Avec une équipe de chercheurs, elles ont démontré qu’un des facteurs du rejet des greffons, quand on fait une transplantation d’organe, était lié à des signaux d’alarme, jusque-là inconnus, envoyés par l’organe greffé. Des signaux d’alarme microscopiques, on s’entend, envoyés sous la forme de vésicules détachables des cellules des vaisseaux sanguins. C’est un peu comme si le rein, le cœur, le poumon, bref l’organe prélevé pour la transplantation, inconscient de la bonne action qu’il est sur le point d’accomplir, était juste inquiet de son propre statut et cherchait de l’aide auprès du système immunitaire, ce qui est préjudiciable pour la greffe. 

« Normalement, c’est un bon réflexe d’envoyer ce message : “Je suis en train de mourir.” Mais dans le cas d’une greffe, c’est dommageable. »

— Mélanie Dieudé

La bonne nouvelle, c’est qu’il existait déjà un médicament capable de bloquer l’enzyme utilisée pour cet appel à l’aide. On a donc pu tester son efficacité sur des souris. Vous pouvez en déduire que la prochaine étape est de voir comment on peut utiliser tout ça sur des humains.

Les chercheuses ne veulent pas en dire trop sur la suite, puisque les travaux sont en cours, mais personne ne sera étonné si elles publient à moyen terme la suite de leurs recherches. Selon Mme Dieudé, la recherche avance si bien qu’on peut maintenant imaginer une réalité qui semble sortie de la science-fiction, « mais qui n’est pas si loin de nous que ça », où on pourrait retirer un organe du corps, le maintenir en vie, le réparer, puis le remettre en place. La science des transplantations fait actuellement de grands pas.

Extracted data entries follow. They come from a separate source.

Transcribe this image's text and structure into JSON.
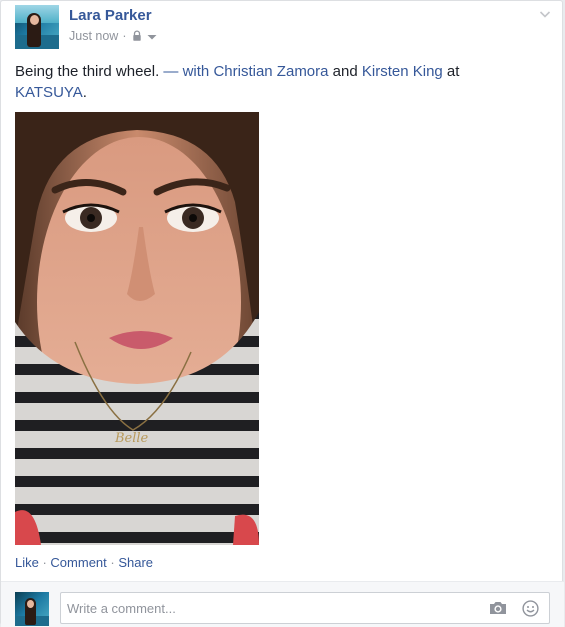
{
  "post": {
    "author": "Lara Parker",
    "time": "Just now",
    "separator": "·",
    "privacy_icon": "lock-icon",
    "audience_caret_icon": "caret-down-icon",
    "options_icon": "chevron-down-icon",
    "status": {
      "text": "Being the third wheel.",
      "dash": " — with ",
      "friend_1": "Christian Zamora",
      "and": " and ",
      "friend_2": "Kirsten King",
      "at": " at",
      "place": "KATSUYA",
      "end": "."
    },
    "photo_necklace_text": "Belle"
  },
  "actions": {
    "like": "Like",
    "comment": "Comment",
    "share": "Share",
    "sep": " · "
  },
  "comment": {
    "placeholder": "Write a comment...",
    "camera_icon": "camera-icon",
    "emoji_icon": "emoji-icon"
  },
  "colors": {
    "link": "#365899",
    "meta": "#90949c",
    "text": "#1d2129",
    "card_bg": "#ffffff",
    "comment_bg": "#f6f7f9"
  }
}
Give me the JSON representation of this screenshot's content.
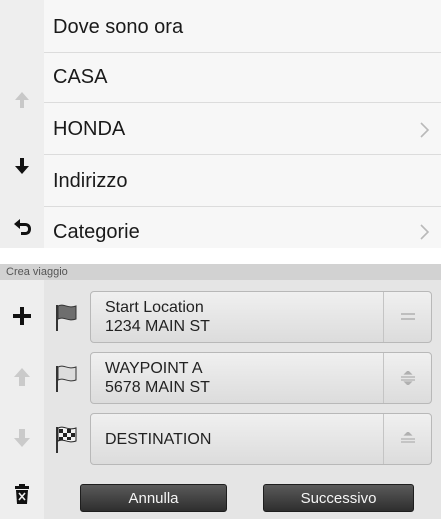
{
  "top_menu": {
    "items": [
      {
        "label": "Dove sono ora",
        "has_chevron": false
      },
      {
        "label": "CASA",
        "has_chevron": false
      },
      {
        "label": "HONDA",
        "has_chevron": true
      },
      {
        "label": "Indirizzo",
        "has_chevron": false
      },
      {
        "label": "Categorie",
        "has_chevron": true
      }
    ],
    "rail_icons": [
      "scroll-up-icon",
      "scroll-down-icon",
      "back-icon"
    ]
  },
  "trip": {
    "title": "Crea viaggio",
    "stops": [
      {
        "name": "Start Location",
        "address": "1234 MAIN ST",
        "flag": "start-flag-icon"
      },
      {
        "name": "WAYPOINT A",
        "address": "5678 MAIN ST",
        "flag": "waypoint-flag-icon"
      },
      {
        "name": "DESTINATION",
        "address": "",
        "flag": "destination-flag-icon"
      }
    ],
    "cancel_label": "Annulla",
    "next_label": "Successivo",
    "rail_icons": [
      "add-icon",
      "move-up-icon",
      "move-down-icon",
      "delete-icon"
    ]
  },
  "colors": {
    "button_dark": "#3a3a3a",
    "list_bg": "#f7f7f7",
    "rail_bg": "#eeeeee"
  }
}
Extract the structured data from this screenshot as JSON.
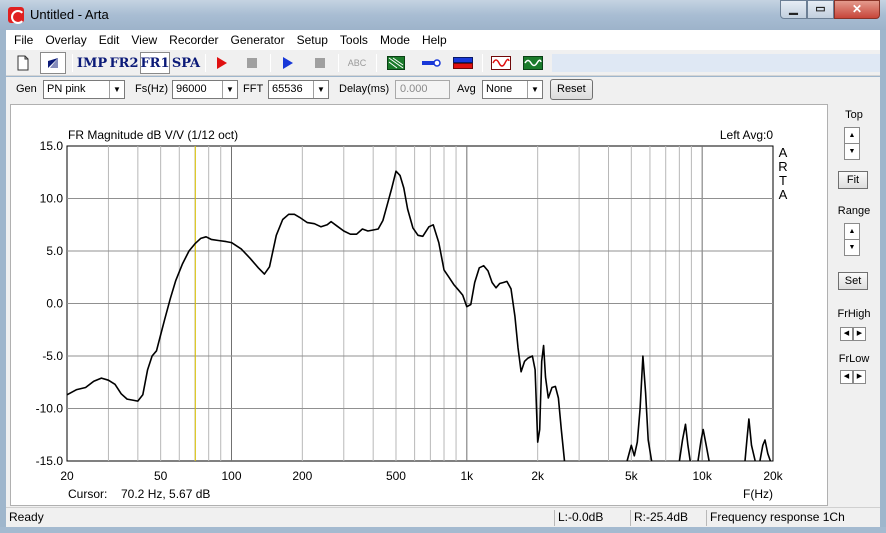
{
  "window": {
    "title": "Untitled - Arta"
  },
  "menu": [
    "File",
    "Overlay",
    "Edit",
    "View",
    "Recorder",
    "Generator",
    "Setup",
    "Tools",
    "Mode",
    "Help"
  ],
  "toolbar": {
    "imp": "IMP",
    "fr2": "FR2",
    "fr1": "FR1",
    "spa": "SPA",
    "abc": "ABC"
  },
  "genbar": {
    "gen_label": "Gen",
    "gen_value": "PN pink",
    "fs_label": "Fs(Hz)",
    "fs_value": "96000",
    "fft_label": "FFT",
    "fft_value": "65536",
    "delay_label": "Delay(ms)",
    "delay_value": "0.000",
    "avg_label": "Avg",
    "avg_value": "None",
    "reset": "Reset"
  },
  "graph": {
    "title": "FR Magnitude dB V/V (1/12 oct)",
    "channel": "Left  Avg:0",
    "brand": [
      "A",
      "R",
      "T",
      "A"
    ],
    "cursor_label": "Cursor:",
    "cursor_value": "70.2 Hz, 5.67 dB",
    "xunit": "F(Hz)"
  },
  "side": {
    "top": "Top",
    "fit": "Fit",
    "range": "Range",
    "set": "Set",
    "frhigh": "FrHigh",
    "frlow": "FrLow"
  },
  "status": {
    "ready": "Ready",
    "l": "L:-0.0dB",
    "r": "R:-25.4dB",
    "mode": "Frequency response 1Ch"
  },
  "chart_data": {
    "type": "line",
    "title": "FR Magnitude dB V/V (1/12 oct)",
    "xlabel": "F(Hz)",
    "ylabel": "",
    "xscale": "log",
    "xlim": [
      20,
      20000
    ],
    "ylim": [
      -15,
      15
    ],
    "xticks": [
      20,
      50,
      100,
      200,
      500,
      1000,
      2000,
      5000,
      10000,
      20000
    ],
    "xticklabels": [
      "20",
      "50",
      "100",
      "200",
      "500",
      "1k",
      "2k",
      "5k",
      "10k",
      "20k"
    ],
    "yticks": [
      15,
      10,
      5,
      0,
      -5,
      -10,
      -15
    ],
    "yticklabels": [
      "15.0",
      "10.0",
      "5.0",
      "0.0",
      "-5.0",
      "-10.0",
      "-15.0"
    ],
    "cursor_x": 70.2,
    "series": [
      {
        "color": "#000000",
        "segments": [
          [
            [
              20,
              -8.7
            ],
            [
              22,
              -8.2
            ],
            [
              24,
              -8.0
            ],
            [
              26,
              -7.4
            ],
            [
              28,
              -7.1
            ],
            [
              30,
              -7.3
            ],
            [
              32,
              -7.7
            ],
            [
              34,
              -8.6
            ],
            [
              36,
              -9.1
            ],
            [
              38,
              -9.2
            ],
            [
              40,
              -9.3
            ],
            [
              42,
              -8.7
            ],
            [
              44,
              -6.3
            ],
            [
              46,
              -5.0
            ],
            [
              48,
              -4.5
            ],
            [
              50,
              -3.0
            ],
            [
              52,
              -1.5
            ],
            [
              55,
              0.5
            ],
            [
              58,
              2.2
            ],
            [
              62,
              3.8
            ],
            [
              66,
              5.0
            ],
            [
              70,
              5.7
            ],
            [
              74,
              6.2
            ],
            [
              78,
              6.35
            ],
            [
              82,
              6.1
            ],
            [
              88,
              6.0
            ],
            [
              95,
              5.9
            ],
            [
              100,
              5.8
            ],
            [
              110,
              5.2
            ],
            [
              120,
              4.3
            ],
            [
              130,
              3.4
            ],
            [
              138,
              2.8
            ],
            [
              145,
              3.5
            ],
            [
              155,
              6.5
            ],
            [
              165,
              8.0
            ],
            [
              175,
              8.5
            ],
            [
              185,
              8.5
            ],
            [
              195,
              8.2
            ],
            [
              210,
              7.7
            ],
            [
              225,
              7.6
            ],
            [
              240,
              7.3
            ],
            [
              255,
              7.5
            ],
            [
              265,
              7.8
            ],
            [
              280,
              7.4
            ],
            [
              300,
              6.9
            ],
            [
              320,
              6.6
            ],
            [
              340,
              6.6
            ],
            [
              360,
              7.1
            ],
            [
              380,
              6.9
            ],
            [
              400,
              7.0
            ],
            [
              420,
              7.1
            ],
            [
              440,
              7.9
            ],
            [
              460,
              9.5
            ],
            [
              480,
              11.0
            ],
            [
              500,
              12.6
            ],
            [
              520,
              12.2
            ],
            [
              540,
              11.0
            ],
            [
              560,
              9.0
            ],
            [
              590,
              7.2
            ],
            [
              620,
              6.5
            ],
            [
              650,
              6.4
            ],
            [
              690,
              7.3
            ],
            [
              720,
              7.5
            ],
            [
              760,
              5.8
            ],
            [
              800,
              3.2
            ],
            [
              840,
              2.5
            ],
            [
              880,
              1.8
            ],
            [
              920,
              1.3
            ],
            [
              960,
              0.8
            ],
            [
              1000,
              -0.3
            ],
            [
              1040,
              -0.1
            ],
            [
              1080,
              2.0
            ],
            [
              1130,
              3.4
            ],
            [
              1180,
              3.6
            ],
            [
              1230,
              3.1
            ],
            [
              1280,
              2.0
            ],
            [
              1330,
              1.5
            ],
            [
              1380,
              1.9
            ],
            [
              1430,
              2.0
            ],
            [
              1480,
              2.1
            ],
            [
              1540,
              1.4
            ],
            [
              1600,
              -1.2
            ],
            [
              1650,
              -4.2
            ],
            [
              1700,
              -6.5
            ],
            [
              1760,
              -5.5
            ],
            [
              1820,
              -5.2
            ],
            [
              1900,
              -5.0
            ],
            [
              1950,
              -6.3
            ],
            [
              2000,
              -13.2
            ],
            [
              2040,
              -12.0
            ],
            [
              2080,
              -5.5
            ],
            [
              2120,
              -4.0
            ],
            [
              2160,
              -7.0
            ],
            [
              2220,
              -9.0
            ],
            [
              2300,
              -8.0
            ],
            [
              2380,
              -7.9
            ],
            [
              2450,
              -9.0
            ],
            [
              2520,
              -12.0
            ],
            [
              2600,
              -15.0
            ]
          ],
          [
            [
              4800,
              -15.0
            ],
            [
              5000,
              -13.5
            ],
            [
              5150,
              -14.5
            ],
            [
              5300,
              -13.2
            ],
            [
              5450,
              -10.0
            ],
            [
              5600,
              -5.0
            ],
            [
              5750,
              -8.5
            ],
            [
              5900,
              -13.0
            ],
            [
              6100,
              -15.0
            ]
          ],
          [
            [
              8000,
              -15.0
            ],
            [
              8250,
              -13.0
            ],
            [
              8500,
              -11.5
            ],
            [
              8700,
              -13.5
            ],
            [
              8900,
              -15.0
            ]
          ],
          [
            [
              9600,
              -15.0
            ],
            [
              9900,
              -13.0
            ],
            [
              10100,
              -12.0
            ],
            [
              10400,
              -13.5
            ],
            [
              10700,
              -15.0
            ]
          ],
          [
            [
              15200,
              -15.0
            ],
            [
              15500,
              -13.0
            ],
            [
              15800,
              -11.0
            ],
            [
              16200,
              -13.5
            ],
            [
              16800,
              -15.0
            ]
          ],
          [
            [
              17600,
              -15.0
            ],
            [
              18100,
              -13.5
            ],
            [
              18500,
              -13.0
            ],
            [
              19000,
              -14.3
            ],
            [
              19500,
              -15.0
            ]
          ]
        ]
      }
    ]
  }
}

Marie-Josée Hébert, de son côté, est médecin, néphrologue et spécialiste des transplantations rénales. Elle est aussi maintenant, à 51 ans, chercheuse au CHUM et codirectrice du Programme national de recherche en transplantation du Canada.

Elle est en outre professeure à la faculté de médecine de l’Université de Montréal et vice-rectrice à la recherche, à la découverte, à la création et à l’innovation de cet établissement.

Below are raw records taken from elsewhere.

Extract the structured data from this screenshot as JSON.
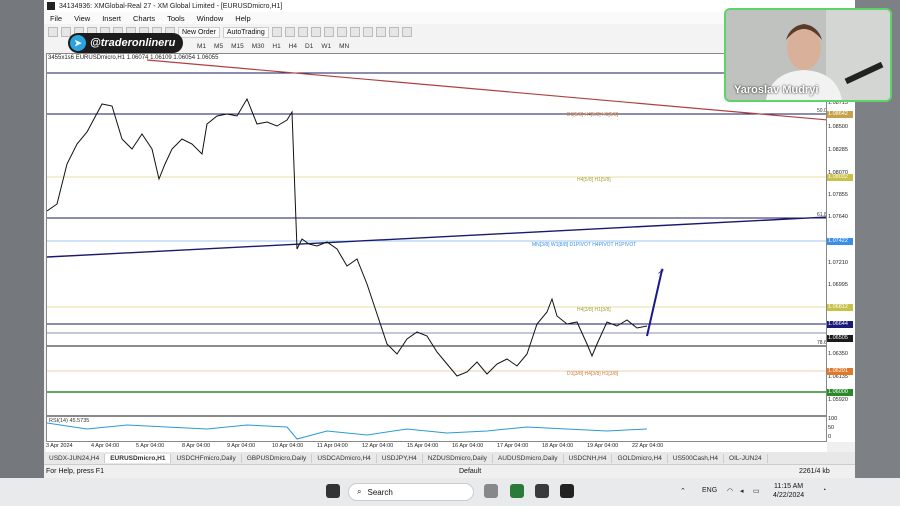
{
  "window": {
    "title": "34134936: XMGlobal-Real 27 - XM Global Limited - [EURUSDmicro,H1]"
  },
  "menu": [
    "File",
    "View",
    "Insert",
    "Charts",
    "Tools",
    "Window",
    "Help"
  ],
  "toolbar": {
    "new_order": "New Order",
    "autotrading": "AutoTrading"
  },
  "timeframes": [
    "M1",
    "M5",
    "M15",
    "M30",
    "H1",
    "H4",
    "D1",
    "W1",
    "MN"
  ],
  "watermark": "@traderonlineru",
  "chart": {
    "header": "EURUSDmicro,H1  1.06074 1.06109 1.06054 1.06055",
    "id_label": "3455x1s6",
    "level_labels": {
      "top": "D1[5/8] H4[5/8] H1[5/8]",
      "mid": "H4[5/8] H1[5/8]",
      "pivot": "MN[3/8] W1[8/8] D1PIVOT H4PIVOT H1PIVOT",
      "low": "H4[3/8] H1[3/8]",
      "bottom": "D1[3/8] H4[3/8] H1[3/8]"
    },
    "fib_labels": [
      "50.0",
      "61.8",
      "78.6"
    ]
  },
  "price_axis": {
    "ticks": [
      "1.08713",
      "1.08500",
      "1.08285",
      "1.08070",
      "1.07855",
      "1.07640",
      "1.07422",
      "1.07210",
      "1.06995",
      "1.06780",
      "1.06565",
      "1.06350",
      "1.06135",
      "1.05920"
    ],
    "boxes": [
      {
        "text": "1.08642",
        "color": "#c8a24a"
      },
      {
        "text": "1.08032",
        "color": "#c8c24a"
      },
      {
        "text": "1.07422",
        "color": "#3a8ee6"
      },
      {
        "text": "1.06812",
        "color": "#c8c24a"
      },
      {
        "text": "1.06644",
        "color": "#1a1a7a"
      },
      {
        "text": "1.06505",
        "color": "#1a1a1a"
      },
      {
        "text": "1.06201",
        "color": "#e0782a"
      },
      {
        "text": "1.06000",
        "color": "#2a8a2a"
      }
    ]
  },
  "rsi": {
    "label": "RSI(14) 45.5735",
    "ticks": [
      "100",
      "50",
      "0"
    ]
  },
  "time_axis": [
    "3 Apr 2024",
    "4 Apr 04:00",
    "5 Apr 04:00",
    "8 Apr 04:00",
    "9 Apr 04:00",
    "10 Apr 04:00",
    "11 Apr 04:00",
    "12 Apr 04:00",
    "15 Apr 04:00",
    "16 Apr 04:00",
    "17 Apr 04:00",
    "18 Apr 04:00",
    "19 Apr 04:00",
    "22 Apr 04:00"
  ],
  "tabs": [
    "USDX-JUN24,H4",
    "EURUSDmicro,H1",
    "USDCHFmicro,Daily",
    "GBPUSDmicro,Daily",
    "USDCADmicro,H4",
    "USDJPY,H4",
    "NZDUSDmicro,Daily",
    "AUDUSDmicro,Daily",
    "USDCNH,H4",
    "GOLDmicro,H4",
    "US500Cash,H4",
    "OIL-JUN24"
  ],
  "active_tab": "EURUSDmicro,H1",
  "status": {
    "help": "For Help, press F1",
    "profile": "Default",
    "traffic": "2261/4 kb"
  },
  "taskbar": {
    "search_placeholder": "Search",
    "lang": "ENG",
    "time": "11:15 AM",
    "date": "4/22/2024"
  },
  "webcam": {
    "name": "Yaroslav Mudryi"
  }
}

Originaire de Valleyfield, elle a fait son cours de médecine ainsi que sa spécialisation à cette université avant de partir faire des études postdoctorales à Brigham and Women’s, l’un des principaux hôpitaux universitaires rattachés à Harvard, à Boston. C’est là, notamment, qu’a été pratiquée la première transplantation d’organe de l’histoire, un rein, en 1954. C’est un lieu mythique en médecine. « C’est ici, relate la Dre Hébert, que tout a commencé. »

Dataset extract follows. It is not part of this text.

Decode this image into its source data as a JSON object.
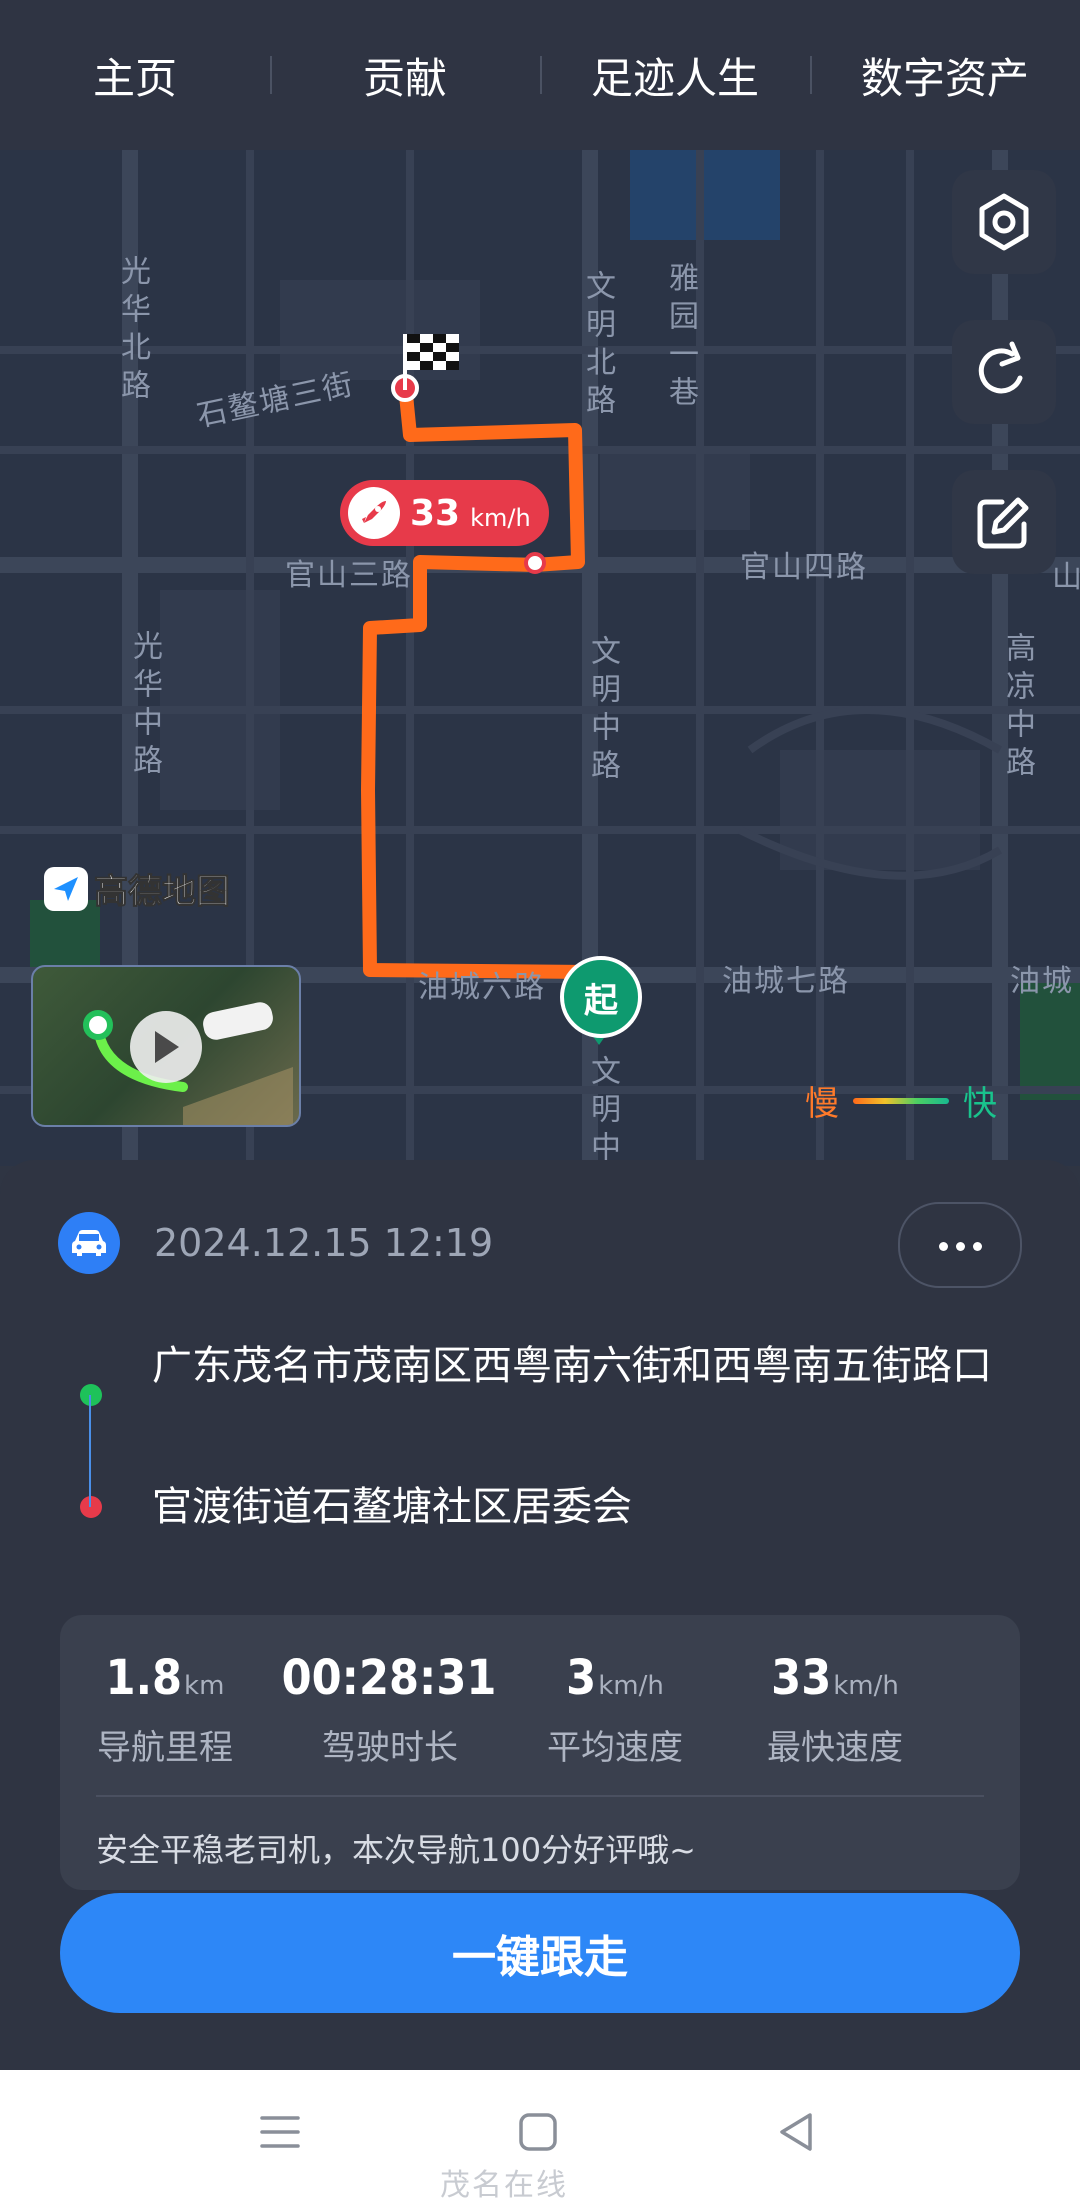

Mélanie Dieudé, elle, est née à Toulouse d’un père français et d’une mère québécoise et a vécu en France jusqu’à l’âge de 9 ans, avant de déménager à Ahuntsic avec sa famille. Là, elle a fréquenté la même école primaire que Julie Payette et Gregory Charles avant d’aller faire son cours secondaire au Mont-Saint-Louis, à la même époque que Yannick Nézet-Séguin, le chef d’orchestre. 

Autre anecdote intéressante : Mélanie est dans le chœur de l’Orchestre métropolitain. « Ça me ressource complètement », dit-elle. « Je crois que c’est mieux que le yoga pour les endorphines », ajoute la chercheuse en riant. Pour le sport, elle préfère la natation.

Contrairement à la Dre Hébert, Mélanie Dieudé n’est pas médecin. Elle a une formation de premier cycle en immunologie de l’Université de Montréal, puis elle a fait une maîtrise en endocrinologie à l’Hôtel-Dieu avant de faire un doctorat en sciences biomédicales à l’Université de Montréal, sur les maladies auto-immunes. Enfin, elle a fait de la recherche postdoctorale à McGill avant de retourner au CHUM comme chercheuse.

La Dre Hébert, elle, est spécialiste des greffes du rein.

Et elle est convaincue que la collaboration interdisciplinaire, ainsi que les deux scientifiques l’ont pratiquée avec leurs équipes, est essentielle à l’avancement du savoir. « C’est un thème récurrent dans ma pratique, explique-t-elle. Cette nécessité de briser les silos, de comparer différentes approches. » Les autres chercheurs issus de champs d’intérêt différents arrivent avec des regards inusités sur certaines questions. « Ce sont des regards neufs », dit-elle. « C’est quand on travaille ensuite tous ensemble qu’on fait vraiment bouger les choses. »

La Dre Hébert parle d’« audace par la collaboration ».